The reason McConnell wants to make it easier to confirm Trump’s district judges is because he’s already made it easier to confirm all of Trump’s other judicial nominees. He used the nuclear option to lower the vote threshold for confirming Trump’s Supreme Court picks from 60 to a simple majority. He’s endorsed repeated violations of the “blue slip” rule for circuit court nominees, a Senate tradition of moving forward with a judicial nominee only after both home-state senators sign off on it.

It’s all part of the Republican leader’s plan to use Trump’s presidency to put piles of young, anti-abortion, anti-LGBTQ, anti-voting rights ideologues into lifetime federal court seats before Trump is up for re-election in 2020.

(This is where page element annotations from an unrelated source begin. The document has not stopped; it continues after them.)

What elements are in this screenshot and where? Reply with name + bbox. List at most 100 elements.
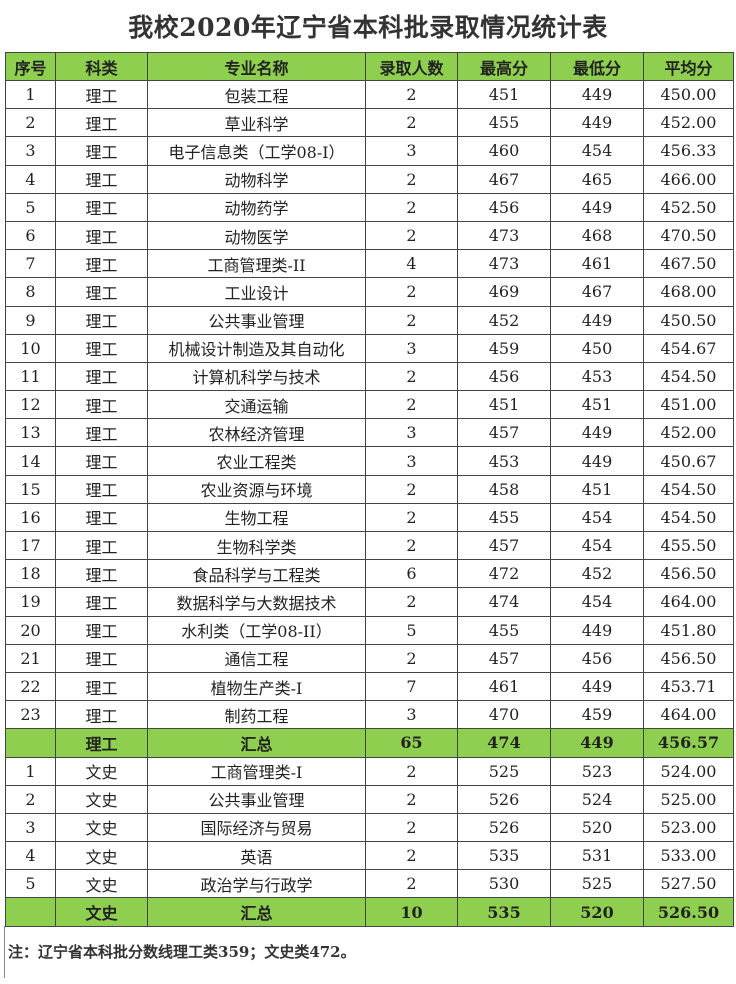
cell-major: 水利类（工学08-II） [147,615,366,645]
cell-count: 2 [365,756,458,786]
cell-no: 5 [5,192,56,222]
column-header-max: 最高分 [457,52,551,81]
cell-max: 460 [457,136,551,166]
cell-count: 2 [365,361,458,392]
cell-no: 5 [5,869,56,899]
table-row: 17 理工 生物科学类 2 457 454 455.50 [5,530,734,561]
cell-category: 理工 [55,728,148,758]
cell-count: 3 [365,446,458,476]
summary-row: 理工 汇总 65 474 449 456.57 [5,728,734,758]
cell-max: 456 [457,361,551,392]
cell-min: 525 [550,869,644,899]
cell-major: 国际经济与贸易 [147,812,366,843]
summary-row: 文史 汇总 10 535 520 526.50 [5,897,734,927]
table-row: 18 理工 食品科学与工程类 6 472 452 456.50 [5,559,734,589]
cell-major: 草业科学 [147,108,366,138]
cell-min: 451 [550,390,644,420]
cell-category: 理工 [55,530,148,561]
cell-category: 理工 [55,418,148,448]
cell-category: 理工 [55,446,148,476]
cell-avg: 454.50 [643,361,734,392]
table-row: 19 理工 数据科学与大数据技术 2 474 454 464.00 [5,587,734,617]
cell-no: 19 [5,587,56,617]
cell-count: 6 [365,559,458,589]
cell-max: 452 [457,305,551,335]
cell-min: 449 [550,671,644,702]
header-row: 序号 科类 专业名称 录取人数 最高分 最低分 平均分 [5,52,734,81]
cell-count: 3 [365,700,458,730]
cell-avg: 525.00 [643,784,734,814]
cell-max: 535 [457,841,551,871]
cell-category: 理工 [55,79,148,110]
cell-avg: 456.50 [643,559,734,589]
admission-table: 序号 科类 专业名称 录取人数 最高分 最低分 平均分 1 理工 包装工程 2 451 4… [5,52,734,927]
cell-avg: 452.00 [643,108,734,138]
cell-category: 理工 [55,474,148,504]
cell-no: 7 [5,249,56,279]
cell-major: 包装工程 [147,79,366,110]
column-header-no: 序号 [5,52,56,81]
cell-min: 467 [550,277,644,307]
cell-major: 汇总 [147,728,366,758]
cell-min: 450 [550,333,644,363]
cell-count: 2 [365,530,458,561]
cell-no: 4 [5,841,56,871]
table-row: 15 理工 农业资源与环境 2 458 451 454.50 [5,474,734,504]
cell-no: 14 [5,446,56,476]
cell-min: 449 [550,418,644,448]
cell-count: 3 [365,333,458,363]
cell-min: 459 [550,700,644,730]
cell-no: 1 [5,756,56,786]
cell-avg: 454.50 [643,502,734,533]
cell-avg: 453.71 [643,671,734,702]
cell-count: 2 [365,643,458,673]
table-row: 2 理工 草业科学 2 455 449 452.00 [5,108,734,138]
cell-category: 理工 [55,502,148,533]
cell-category: 理工 [55,390,148,420]
table-row: 4 文史 英语 2 535 531 533.00 [5,841,734,871]
cell-max: 455 [457,108,551,138]
cell-major: 农林经济管理 [147,418,366,448]
cell-min: 468 [550,220,644,251]
footnote: 注：辽宁省本科批分数线理工类359；文史类472。 [8,943,356,961]
cell-count: 2 [365,474,458,504]
cell-no: 21 [5,643,56,673]
cell-min: 449 [550,305,644,335]
cell-min: 449 [550,79,644,110]
table-row: 5 文史 政治学与行政学 2 530 525 527.50 [5,869,734,899]
cell-major: 公共事业管理 [147,305,366,335]
column-header-count: 录取人数 [365,52,458,81]
cell-major: 农业资源与环境 [147,474,366,504]
cell-avg: 450.00 [643,79,734,110]
cell-no: 9 [5,305,56,335]
cell-category: 理工 [55,164,148,194]
cell-major: 数据科学与大数据技术 [147,587,366,617]
cell-major: 汇总 [147,897,366,927]
cell-max: 473 [457,220,551,251]
table-row: 11 理工 计算机科学与技术 2 456 453 454.50 [5,361,734,392]
cell-avg: 468.00 [643,277,734,307]
cell-avg: 464.00 [643,587,734,617]
cell-count: 2 [365,784,458,814]
table-row: 3 理工 电子信息类（工学08-I） 3 460 454 456.33 [5,136,734,166]
table-row: 8 理工 工业设计 2 469 467 468.00 [5,277,734,307]
cell-avg: 451.80 [643,615,734,645]
cell-max: 526 [457,812,551,843]
cell-category: 理工 [55,587,148,617]
table-row: 4 理工 动物科学 2 467 465 466.00 [5,164,734,194]
cell-max: 457 [457,530,551,561]
cell-max: 455 [457,615,551,645]
cell-max: 473 [457,249,551,279]
cell-major: 生物科学类 [147,530,366,561]
cell-category: 理工 [55,559,148,589]
table-row: 5 理工 动物药学 2 456 449 452.50 [5,192,734,222]
cell-count: 65 [365,728,458,758]
cell-max: 474 [457,728,551,758]
cell-avg: 456.57 [643,728,734,758]
cell-major: 食品科学与工程类 [147,559,366,589]
table-row: 10 理工 机械设计制造及其自动化 3 459 450 454.67 [5,333,734,363]
cell-max: 535 [457,897,551,927]
cell-no: 6 [5,220,56,251]
cell-max: 525 [457,756,551,786]
cell-no: 18 [5,559,56,589]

“This isn’t a sad day,” McConnell said. “This is a glad day.”

Until now, Republicans have focused on confirming lots of judges to circuit courts because these courts often have the last word in federal cases. The Supreme Court only hears about 100 to 150 appeals from the more than 7,000 cases that come before the nation’s 13 circuit courts each year.

Republicans have already confirmed 37 of Trump’s circuit judges, more than any other president has gotten by this point in his first term. It’s so many that 1 in 5 seats on circuit courts are now filled by a judge nominated by Trump.

They’ve been so hasty in moving Trump’s circuit court nominees that they confirmed some who received an abysmal and rare “not qualified” rating by the American Bar Association. And some of Trump’s judicial picks have been so poorly vetted that a handful of Republicans tanked their nominations after reviewing their records during, yes, the 30 hours of debate time they’d been allotted.

Now that McConnell is turning his attention to district courts, he’s got a whopping 129 vacancies to work with. Thanks to the new rule change, Republicans could conceivably fill most of those court seats in Trump’s first term, leaving few to fill after 2020, when a Democrat may be in the White House.

“Mitch McConnell and the GOP just keep eviscerating long-standing customs that are the glue that binds the institution,” said Carl Tobias, a University of Richmond law professor and expert on judicial nominations. “Mike Lee has it right. Forget the World’s Greatest Deliberative Body. Welcome to the House of Representatives.”

Arthur Delaney contributed reporting.